Web3 – 1
2021 was an explosion in interest and investing around Web3. While the general interest focus to a large extent has been around the cryptocurrencies (Bitcoin, ether, and thousands of others), there has also been a lot of work going on in building the infrastructure for a new type of Web. It is like the early days of the Internet in the 1994-95 era. The true impact of this buildout will manifest itself in the years and decades to come. Understanding the foundation of the Web3 ideas is important for us to explore solutions to the twin problems of Attention Recession and Voter Aggregation.
Let us begin by understanding what Web3 (or web3, as some put it) is.

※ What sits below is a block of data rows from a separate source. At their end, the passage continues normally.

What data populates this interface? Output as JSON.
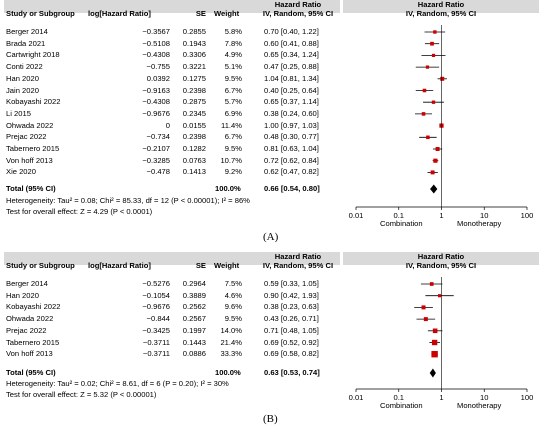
{
  "header": {
    "col_study": "Study or Subgroup",
    "col_loghr": "log[Hazard Ratio]",
    "col_se": "SE",
    "col_weight": "Weight",
    "col_hr_title": "Hazard Ratio",
    "col_hr_sub": "IV, Random, 95% CI",
    "plot_hr_title": "Hazard Ratio",
    "plot_hr_sub": "IV, Random, 95% CI"
  },
  "panel_a": {
    "label": "(A)",
    "total_label": "Total (95% CI)",
    "total_weight": "100.0%",
    "total_ci": "0.66 [0.54, 0.80]",
    "heterogeneity": "Heterogeneity: Tau² = 0.08; Chi² = 85.33, df = 12 (P < 0.00001); I² = 86%",
    "overall_effect": "Test for overall effect: Z = 4.29 (P < 0.0001)",
    "axis_ticks": [
      "0.01",
      "0.1",
      "1",
      "10",
      "100"
    ],
    "favours_left": "Combination",
    "favours_right": "Monotherapy"
  },
  "panel_b": {
    "label": "(B)",
    "total_label": "Total (95% CI)",
    "total_weight": "100.0%",
    "total_ci": "0.63 [0.53, 0.74]",
    "heterogeneity": "Heterogeneity: Tau² = 0.02; Chi² = 8.61, df = 6 (P = 0.20); I² = 30%",
    "overall_effect": "Test for overall effect: Z = 5.32 (P < 0.00001)",
    "axis_ticks": [
      "0.01",
      "0.1",
      "1",
      "10",
      "100"
    ],
    "favours_left": "Combination",
    "favours_right": "Monotherapy"
  },
  "colors": {
    "marker": "#cc0000",
    "header_bg": "#d9d9d9",
    "line": "#000000"
  },
  "chart_data": [
    {
      "type": "forest",
      "scale": "log",
      "xlim": [
        0.01,
        100
      ],
      "studies": [
        {
          "name": "Berger 2014",
          "log_hr": "−0.3567",
          "se": "0.2855",
          "weight": "5.8%",
          "ci_text": "0.70 [0.40, 1.22]",
          "hr": 0.7,
          "lo": 0.4,
          "hi": 1.22,
          "w": 5.8
        },
        {
          "name": "Brada 2021",
          "log_hr": "−0.5108",
          "se": "0.1943",
          "weight": "7.8%",
          "ci_text": "0.60 [0.41, 0.88]",
          "hr": 0.6,
          "lo": 0.41,
          "hi": 0.88,
          "w": 7.8
        },
        {
          "name": "Cartwright 2018",
          "log_hr": "−0.4308",
          "se": "0.3306",
          "weight": "4.9%",
          "ci_text": "0.65 [0.34, 1.24]",
          "hr": 0.65,
          "lo": 0.34,
          "hi": 1.24,
          "w": 4.9
        },
        {
          "name": "Conti 2022",
          "log_hr": "−0.755",
          "se": "0.3221",
          "weight": "5.1%",
          "ci_text": "0.47 [0.25, 0.88]",
          "hr": 0.47,
          "lo": 0.25,
          "hi": 0.88,
          "w": 5.1
        },
        {
          "name": "Han 2020",
          "log_hr": "0.0392",
          "se": "0.1275",
          "weight": "9.5%",
          "ci_text": "1.04 [0.81, 1.34]",
          "hr": 1.04,
          "lo": 0.81,
          "hi": 1.34,
          "w": 9.5
        },
        {
          "name": "Jain 2020",
          "log_hr": "−0.9163",
          "se": "0.2398",
          "weight": "6.7%",
          "ci_text": "0.40 [0.25, 0.64]",
          "hr": 0.4,
          "lo": 0.25,
          "hi": 0.64,
          "w": 6.7
        },
        {
          "name": "Kobayashi 2022",
          "log_hr": "−0.4308",
          "se": "0.2875",
          "weight": "5.7%",
          "ci_text": "0.65 [0.37, 1.14]",
          "hr": 0.65,
          "lo": 0.37,
          "hi": 1.14,
          "w": 5.7
        },
        {
          "name": "Li 2015",
          "log_hr": "−0.9676",
          "se": "0.2345",
          "weight": "6.9%",
          "ci_text": "0.38 [0.24, 0.60]",
          "hr": 0.38,
          "lo": 0.24,
          "hi": 0.6,
          "w": 6.9
        },
        {
          "name": "Ohwada 2022",
          "log_hr": "0",
          "se": "0.0155",
          "weight": "11.4%",
          "ci_text": "1.00 [0.97, 1.03]",
          "hr": 1.0,
          "lo": 0.97,
          "hi": 1.03,
          "w": 11.4
        },
        {
          "name": "Prejac 2022",
          "log_hr": "−0.734",
          "se": "0.2398",
          "weight": "6.7%",
          "ci_text": "0.48 [0.30, 0.77]",
          "hr": 0.48,
          "lo": 0.3,
          "hi": 0.77,
          "w": 6.7
        },
        {
          "name": "Tabernero 2015",
          "log_hr": "−0.2107",
          "se": "0.1282",
          "weight": "9.5%",
          "ci_text": "0.81 [0.63, 1.04]",
          "hr": 0.81,
          "lo": 0.63,
          "hi": 1.04,
          "w": 9.5
        },
        {
          "name": "Von hoff 2013",
          "log_hr": "−0.3285",
          "se": "0.0763",
          "weight": "10.7%",
          "ci_text": "0.72 [0.62, 0.84]",
          "hr": 0.72,
          "lo": 0.62,
          "hi": 0.84,
          "w": 10.7
        },
        {
          "name": "Xie 2020",
          "log_hr": "−0.478",
          "se": "0.1413",
          "weight": "9.2%",
          "ci_text": "0.62 [0.47, 0.82]",
          "hr": 0.62,
          "lo": 0.47,
          "hi": 0.82,
          "w": 9.2
        }
      ],
      "pooled": {
        "hr": 0.66,
        "lo": 0.54,
        "hi": 0.8
      }
    },
    {
      "type": "forest",
      "scale": "log",
      "xlim": [
        0.01,
        100
      ],
      "studies": [
        {
          "name": "Berger 2014",
          "log_hr": "−0.5276",
          "se": "0.2964",
          "weight": "7.5%",
          "ci_text": "0.59 [0.33, 1.05]",
          "hr": 0.59,
          "lo": 0.33,
          "hi": 1.05,
          "w": 7.5
        },
        {
          "name": "Han 2020",
          "log_hr": "−0.1054",
          "se": "0.3889",
          "weight": "4.6%",
          "ci_text": "0.90 [0.42, 1.93]",
          "hr": 0.9,
          "lo": 0.42,
          "hi": 1.93,
          "w": 4.6
        },
        {
          "name": "Kobayashi 2022",
          "log_hr": "−0.9676",
          "se": "0.2562",
          "weight": "9.6%",
          "ci_text": "0.38 [0.23, 0.63]",
          "hr": 0.38,
          "lo": 0.23,
          "hi": 0.63,
          "w": 9.6
        },
        {
          "name": "Ohwada 2022",
          "log_hr": "−0.844",
          "se": "0.2567",
          "weight": "9.5%",
          "ci_text": "0.43 [0.26, 0.71]",
          "hr": 0.43,
          "lo": 0.26,
          "hi": 0.71,
          "w": 9.5
        },
        {
          "name": "Prejac 2022",
          "log_hr": "−0.3425",
          "se": "0.1997",
          "weight": "14.0%",
          "ci_text": "0.71 [0.48, 1.05]",
          "hr": 0.71,
          "lo": 0.48,
          "hi": 1.05,
          "w": 14.0
        },
        {
          "name": "Tabernero 2015",
          "log_hr": "−0.3711",
          "se": "0.1443",
          "weight": "21.4%",
          "ci_text": "0.69 [0.52, 0.92]",
          "hr": 0.69,
          "lo": 0.52,
          "hi": 0.92,
          "w": 21.4
        },
        {
          "name": "Von hoff 2013",
          "log_hr": "−0.3711",
          "se": "0.0886",
          "weight": "33.3%",
          "ci_text": "0.69 [0.58, 0.82]",
          "hr": 0.69,
          "lo": 0.58,
          "hi": 0.82,
          "w": 33.3
        }
      ],
      "pooled": {
        "hr": 0.63,
        "lo": 0.53,
        "hi": 0.74
      }
    }
  ]
}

Wikipedia: “Web3 is an idea for a new iteration of the World Wide Web based on blockchains, which incorporates concepts including decentralization and token-based economics. Some technologists and journalists have contrasted it with Web 2.0, wherein they say data and content are centralized in a small group of companies sometimes referred to as “Big Tech”. The term was coined in 2014 by Ethereum co-founder Gavin Wood.”
InfoWorld: “Web 1.0 was the first iteration of the modern internet, from 1990 until around 2004. In the Web 1.0 era, users typically engaged with static web pages where read-only content was created and distributed by a small cohort of gatekeepers like Yahoo and AOL. Web 2.0, which broadly encompasses 2005 to the present day, is the dynamic and interactive web, in which static web pages are joined by apps and user-generated content. Web 2.0 is ruled by a set of dominant platforms, as represented by the market power of the FAANG companies—Facebook (now Meta), Amazon, Apple, Netflix, and Google, all of which exchange services for personal data to some degree. Where Web3 purports to differ from Web 2.0 is by eliminating these powerful gatekeepers and empowering a more egalitarian internet, where users are repaid for their contributions with ownership through a variety of tokens, all while keeping their data private and secure on a shared, distributed, tamper-proof ledger… This idea has naturally given rise to decentralized autonomous organizations—or DAOs—which are highly democratic internet communities with a shared goal and no leadership structure.”
Olga Kharif: “The term Web 1.0 generally describes everything from the earliest interconnection of computer networks in the 1970s and ’80s to the first flowering of browsers and websites in the ’90s. In the next phase, Web 2.0, companies built applications on top of that, from social media to search engines to wikis, much of it based on content generated by users. Although that made much of the web in one sense decentralized, most things still run through big companies. The idea of Web3 is to create software and platforms that aren’t dependent on traditional companies and Web 2.0 business models such as advertising. For example, users might pay for services directly using tokens. In an ideal world, Web3 services are supposed to be operated, owned by, and improved upon by communities of users…Many Web3 ventures have few paying customers but can gain from the appreciation of the underlying token, making them vulnerable to a wild market.”